Ее темно-рыжие волосы посинели.
Лэниган выбрался из постели и оделся. Это был обычный человек, крупного сложения и ничем не примечательный, если не считать кошмара, сводившего его с ума.
Следующие пару часов он провел на пороге, глядя, как вспыхивают на заре звезды, превращаясь в Новые.
Позже Лэниган вышел на прогулку. И, как назло, в двух шагах от дома наткнулся на Джорджа Торштейна. Несколько месяцев назад он по неосторожности рассказал Торштейну о своем сне. Торштейн - чистосердечный, приветливый толстяк глубоко веровал в собранность, самодисциплину, практичность, здравый смысл и прочие скучные добродетели. Его прямой, трезвый подход был тогда необходим Лэнигану. Но сейчас он только раздражал. Люди типа Торштейна являются, несомненно, солью земли и опорой государства; но для Лэнигана он превратился из неудобства в ужас.
– А, Том!

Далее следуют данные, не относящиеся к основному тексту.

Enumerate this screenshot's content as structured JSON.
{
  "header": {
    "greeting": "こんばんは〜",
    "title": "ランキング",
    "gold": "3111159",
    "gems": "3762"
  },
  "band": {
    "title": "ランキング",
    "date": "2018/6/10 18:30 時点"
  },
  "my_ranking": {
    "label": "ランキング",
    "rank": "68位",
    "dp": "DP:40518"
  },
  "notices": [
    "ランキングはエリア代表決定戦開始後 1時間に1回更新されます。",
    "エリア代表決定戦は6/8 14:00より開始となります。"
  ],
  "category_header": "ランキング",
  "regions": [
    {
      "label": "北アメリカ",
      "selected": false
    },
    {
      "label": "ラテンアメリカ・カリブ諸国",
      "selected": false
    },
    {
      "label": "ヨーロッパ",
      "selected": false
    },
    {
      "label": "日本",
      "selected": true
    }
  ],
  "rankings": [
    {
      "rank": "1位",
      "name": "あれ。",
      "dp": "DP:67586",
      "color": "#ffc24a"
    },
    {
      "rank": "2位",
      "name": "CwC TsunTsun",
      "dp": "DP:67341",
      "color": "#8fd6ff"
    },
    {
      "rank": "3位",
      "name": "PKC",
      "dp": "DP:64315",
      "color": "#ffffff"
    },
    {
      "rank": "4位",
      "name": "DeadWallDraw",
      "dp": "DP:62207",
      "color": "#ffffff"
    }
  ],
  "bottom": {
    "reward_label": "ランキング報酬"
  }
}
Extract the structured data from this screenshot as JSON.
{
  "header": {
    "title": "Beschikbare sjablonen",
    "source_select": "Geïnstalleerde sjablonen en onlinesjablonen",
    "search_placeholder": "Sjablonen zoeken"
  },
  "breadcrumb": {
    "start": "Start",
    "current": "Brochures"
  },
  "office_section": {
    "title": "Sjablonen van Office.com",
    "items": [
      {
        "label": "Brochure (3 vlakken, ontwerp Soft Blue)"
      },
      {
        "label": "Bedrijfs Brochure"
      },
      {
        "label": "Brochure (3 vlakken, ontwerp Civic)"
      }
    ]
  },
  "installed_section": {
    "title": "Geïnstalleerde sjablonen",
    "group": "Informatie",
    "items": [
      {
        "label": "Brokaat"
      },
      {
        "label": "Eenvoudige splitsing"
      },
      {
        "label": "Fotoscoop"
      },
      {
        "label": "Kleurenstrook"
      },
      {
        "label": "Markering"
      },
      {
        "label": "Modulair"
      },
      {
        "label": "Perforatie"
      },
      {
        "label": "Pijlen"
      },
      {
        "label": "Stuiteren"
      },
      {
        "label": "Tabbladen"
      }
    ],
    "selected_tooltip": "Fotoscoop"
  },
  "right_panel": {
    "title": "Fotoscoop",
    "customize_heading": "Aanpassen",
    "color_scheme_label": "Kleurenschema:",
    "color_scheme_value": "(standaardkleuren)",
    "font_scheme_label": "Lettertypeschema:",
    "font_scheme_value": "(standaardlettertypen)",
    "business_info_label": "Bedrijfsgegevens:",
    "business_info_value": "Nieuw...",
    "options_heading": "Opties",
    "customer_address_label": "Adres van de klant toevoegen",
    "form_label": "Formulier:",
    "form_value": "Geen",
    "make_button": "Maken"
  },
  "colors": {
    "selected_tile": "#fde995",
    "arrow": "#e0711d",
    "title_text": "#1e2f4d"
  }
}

Как сынишка?
– приветствовал его Торштейн.
– Отлично, - ответил Лэниган, - просто отлично. Он кивнул с приятной улыбкой и продолжал идти под курящимся зеленым небом. Но от Торштейна так легко не отделаться.
– Том, мальчик, я тут поразмыслил над твоей проблемой, сказал Торштейн.
– Я очень беспокоюсь о тебе.
– Как это мило с твоей стороны, - отозвался Лэниган. Право, не стоит...
– Но мне хочется!
– искренне воскликнул Торштейн.
– Я всегда принимаю участие в людях, Том. Всегда, сызмальства. А ведь мы с тобой друзья и соседи.
– Это правда, - вяло пробормотал Лэниган. (Когда вам нужна помощь, самое неприятное - принимать ее).
– Знаешь, Том, думается мне, что тебе не мешало бы хорошенько отдохнуть.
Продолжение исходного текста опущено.